Which City Will Be The Next Asian Art Hub? That's The Wrong Question
The most revealing signs of an art scene are not always the loudest ones. In Bangkok and Hanoi, the real story is unfolding in private museums, artist-led projects, and new institutional models that suggest something deeper than a market cycle: the slow construction of cultural infrastructure.
At Dib Bangkok, which opened in December 2025 and has quickly become one of the region's most closely watched private museums, visitors can encounter a James Turrell installation in which light seems to dissolve the room itself. In Hanoi, the Vietnam Art Collection (VAC) opened“Murmur” from April 6 to May 24, 2026, drawing a crowd that mixed local regulars with international travelers. Together, the two cities point to a shift that cannot be measured only by auction totals or fair attendance.
The argument is not that Bangkok or Hanoi have already become the next Hong Kong or Seoul. It is that the comparison may be too narrow. Both cities are in a transitional phase: no longer isolated, but not yet fully consolidated as art hubs. What is emerging instead is a looser, more layered ecosystem shaped by private initiative, experimentation, and long-term patience.
Bangkok offers the more developed example. The city's art landscape now includes the Bangkok Art Biennale, which operates across commercial and public spaces; private ventures such as Dib Bangkok and Bangkok Kunsthalle; and a growing network of galleries and artist-run spaces. Miwako Tezuka, director of Dib Bangkok, said the number of galleries in the city has increased since she first visited in 2018, while more hybrid models have appeared, including commercial galleries such as Bangkok CityCity Gallery and SAC Gallery, which have expanded nonprofit-oriented programming alongside their sales activity.
Artist-led projects have also played an outsized role. One of the clearest examples is Ghost, the moving-image and performance biennial founded in 2018 by Thai artist Korakrit Arunanondchai and dealer Akapol Op Sudasna. Across three editions, it has moved through multiple sites and formats, earning its reputation as an“anti-biennial” while responding to the city's still-evolving infrastructure.
Hanoi is earlier in the process, but no less compelling. Experimental art practices there can be traced to the late 1990s, and that history still shapes the city's present.
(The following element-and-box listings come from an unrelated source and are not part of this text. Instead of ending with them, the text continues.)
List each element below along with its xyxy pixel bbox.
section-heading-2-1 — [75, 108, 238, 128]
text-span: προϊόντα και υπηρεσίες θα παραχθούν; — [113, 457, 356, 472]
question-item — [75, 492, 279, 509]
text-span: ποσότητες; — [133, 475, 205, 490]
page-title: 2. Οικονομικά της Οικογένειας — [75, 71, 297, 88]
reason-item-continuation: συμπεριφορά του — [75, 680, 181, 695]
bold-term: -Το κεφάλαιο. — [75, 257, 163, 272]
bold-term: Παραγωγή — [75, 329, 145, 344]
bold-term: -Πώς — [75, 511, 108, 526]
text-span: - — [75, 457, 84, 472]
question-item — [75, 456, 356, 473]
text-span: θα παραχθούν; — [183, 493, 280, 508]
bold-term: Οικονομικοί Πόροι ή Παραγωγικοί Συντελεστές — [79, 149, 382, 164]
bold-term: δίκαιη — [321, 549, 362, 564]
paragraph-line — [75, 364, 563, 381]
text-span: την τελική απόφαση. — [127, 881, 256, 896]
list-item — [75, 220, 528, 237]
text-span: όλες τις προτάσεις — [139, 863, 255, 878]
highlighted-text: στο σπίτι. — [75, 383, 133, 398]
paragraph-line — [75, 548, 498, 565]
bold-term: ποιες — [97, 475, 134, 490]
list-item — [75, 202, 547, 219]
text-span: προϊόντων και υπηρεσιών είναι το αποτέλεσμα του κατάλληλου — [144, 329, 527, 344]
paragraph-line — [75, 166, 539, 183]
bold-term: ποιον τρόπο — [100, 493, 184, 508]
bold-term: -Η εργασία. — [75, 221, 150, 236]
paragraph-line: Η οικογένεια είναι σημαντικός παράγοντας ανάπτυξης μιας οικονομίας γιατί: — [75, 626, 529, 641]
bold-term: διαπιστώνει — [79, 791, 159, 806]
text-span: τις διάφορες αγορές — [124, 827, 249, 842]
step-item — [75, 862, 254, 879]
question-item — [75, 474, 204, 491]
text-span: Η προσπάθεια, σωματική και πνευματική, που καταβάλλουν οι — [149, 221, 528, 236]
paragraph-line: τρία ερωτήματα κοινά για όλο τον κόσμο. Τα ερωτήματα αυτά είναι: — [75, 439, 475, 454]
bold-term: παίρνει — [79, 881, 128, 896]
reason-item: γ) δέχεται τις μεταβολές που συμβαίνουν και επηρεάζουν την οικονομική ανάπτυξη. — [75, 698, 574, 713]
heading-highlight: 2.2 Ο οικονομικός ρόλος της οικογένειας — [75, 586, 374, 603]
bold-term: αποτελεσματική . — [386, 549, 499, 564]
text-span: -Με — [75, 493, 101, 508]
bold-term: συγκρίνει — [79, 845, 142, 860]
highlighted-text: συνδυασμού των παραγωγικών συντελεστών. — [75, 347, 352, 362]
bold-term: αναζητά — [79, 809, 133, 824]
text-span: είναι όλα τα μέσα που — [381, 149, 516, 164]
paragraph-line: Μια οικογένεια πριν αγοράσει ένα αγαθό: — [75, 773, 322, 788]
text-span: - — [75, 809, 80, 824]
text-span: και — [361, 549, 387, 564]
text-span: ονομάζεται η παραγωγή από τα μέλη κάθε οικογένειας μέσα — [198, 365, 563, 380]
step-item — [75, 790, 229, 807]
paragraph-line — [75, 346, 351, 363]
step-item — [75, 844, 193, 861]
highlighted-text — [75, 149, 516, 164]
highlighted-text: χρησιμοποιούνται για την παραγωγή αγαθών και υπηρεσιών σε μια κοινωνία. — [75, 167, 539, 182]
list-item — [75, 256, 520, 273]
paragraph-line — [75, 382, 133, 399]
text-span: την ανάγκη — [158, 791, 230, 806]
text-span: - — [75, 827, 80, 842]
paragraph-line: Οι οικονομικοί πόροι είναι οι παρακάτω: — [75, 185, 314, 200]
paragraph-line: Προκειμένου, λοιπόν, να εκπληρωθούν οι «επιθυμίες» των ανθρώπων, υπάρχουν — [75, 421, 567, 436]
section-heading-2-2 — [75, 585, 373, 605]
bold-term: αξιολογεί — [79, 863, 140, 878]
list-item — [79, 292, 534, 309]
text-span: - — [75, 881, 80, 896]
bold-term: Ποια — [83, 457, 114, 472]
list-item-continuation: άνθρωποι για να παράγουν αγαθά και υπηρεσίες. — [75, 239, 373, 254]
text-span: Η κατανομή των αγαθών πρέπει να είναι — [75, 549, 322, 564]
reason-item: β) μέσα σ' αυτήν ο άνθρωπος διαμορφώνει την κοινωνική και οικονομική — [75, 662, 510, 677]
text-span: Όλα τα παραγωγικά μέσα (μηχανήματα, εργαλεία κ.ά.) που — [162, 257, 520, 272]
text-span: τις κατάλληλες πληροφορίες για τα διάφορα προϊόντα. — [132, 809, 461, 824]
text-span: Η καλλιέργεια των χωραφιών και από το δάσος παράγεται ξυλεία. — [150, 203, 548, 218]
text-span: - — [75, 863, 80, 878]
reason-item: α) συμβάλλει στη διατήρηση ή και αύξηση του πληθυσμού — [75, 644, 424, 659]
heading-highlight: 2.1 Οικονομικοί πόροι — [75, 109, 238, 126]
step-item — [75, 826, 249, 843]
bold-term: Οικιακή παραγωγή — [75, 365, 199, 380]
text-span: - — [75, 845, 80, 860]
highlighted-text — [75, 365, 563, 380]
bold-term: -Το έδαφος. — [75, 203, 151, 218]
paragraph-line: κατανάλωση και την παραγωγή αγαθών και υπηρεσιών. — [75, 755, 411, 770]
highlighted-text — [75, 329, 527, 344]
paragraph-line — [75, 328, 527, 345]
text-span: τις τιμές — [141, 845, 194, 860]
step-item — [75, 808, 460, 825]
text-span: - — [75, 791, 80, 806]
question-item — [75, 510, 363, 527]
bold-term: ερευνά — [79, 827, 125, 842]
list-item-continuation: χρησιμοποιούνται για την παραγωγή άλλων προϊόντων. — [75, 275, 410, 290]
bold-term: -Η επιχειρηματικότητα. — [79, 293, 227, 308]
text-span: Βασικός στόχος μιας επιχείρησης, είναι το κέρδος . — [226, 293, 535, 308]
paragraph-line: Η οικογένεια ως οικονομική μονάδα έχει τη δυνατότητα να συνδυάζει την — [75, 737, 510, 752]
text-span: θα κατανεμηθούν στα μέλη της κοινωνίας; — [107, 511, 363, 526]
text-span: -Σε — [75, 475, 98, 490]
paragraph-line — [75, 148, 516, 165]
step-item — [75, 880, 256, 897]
Muchun Niu, founder of VAC, said Hanoi has“intellectual depth and experimental energy,” but lacks“infrastructure and sustained global exchange.” Around that gap, a resilient ecosystem has formed through groups such as Nha San Collective, APD Center, A Space, and the corporate-backed VCCA, as well as Hanoi Grapevine, the nonprofit platform that promotes arts and culture in Vietnam.
The broader regional picture is also changing. Vietnam is preparing to debut a pavilion at the Venice Biennale, curated by Do Tuong Linh, while a new government-recognized art fair is recruiting galleries from around the world. Those developments suggest that the question is no longer which city will“win” the race to become Asia's next art capital. The more interesting question is how Bangkok and Hanoi are building something slower, more local, and potentially more durable than the familiar hub model.